Pour les créanciers autres que ceux visés aux premier et deuxième alinéas du présent article, lorsque les délais de paiement stipulés par les parties avant l’ouverture de la procédure sont supérieurs à la durée du plan, le tribunal ordonne le maintien de ces délais.
Dans les autres cas, le tribunal impose des délais uniformes de paiement, sous réserve du cinquième alinéa du présent article. Le premier paiement ne peut intervenir au-delà d’un délai d’un an. Le montant de chacune des annuités prévues par le plan, à compter de la troisième, ne peut être inférieur à 5 % de chacune des créances admises, et, à compter de la sixième année, à 10 %, sauf dans le cas d’une exploitation agricole.
Lorsque le principal d’une créance reste à échoir en totalité au jour du premier paiement prévu par le plan, son remboursement commence à la date de l’annuité prévue par le plan qui suit l’échéance stipulée par les parties avant l’ouverture de la procédure.A cette date, le principal est payé à concurrence du montant qui aurait été perçu par le créancier s’il avait été soumis depuis le début du plan aux délais uniformes de paiement imposés par le tribunal aux autres créanciers. Le montant versé au titre des annuités suivantes est déterminé conformément aux délais uniformes de paiement imposés aux autres créanciers. Si aucun créancier n’a été soumis à des délais uniformes de paiement, le montant versé au titre des annuités suivantes correspond à des fractions annuelles égales du montant du principal restant dû.
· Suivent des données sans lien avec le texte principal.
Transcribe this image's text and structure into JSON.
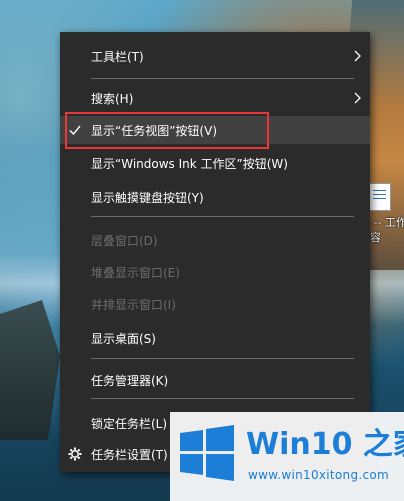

Les délais de paiement imposés en application des quatrième et cinquième alinéas ne peuvent excéder la durée du plan.
Le crédit preneur peut, à l’échéance, lever l’option d’achat avant l’expiration des délais prévus au présent article. Il doit alors payer l’intégralité des sommes dues dans la limite de la réduction dont elles font l’objet dans le plan sous forme de remises.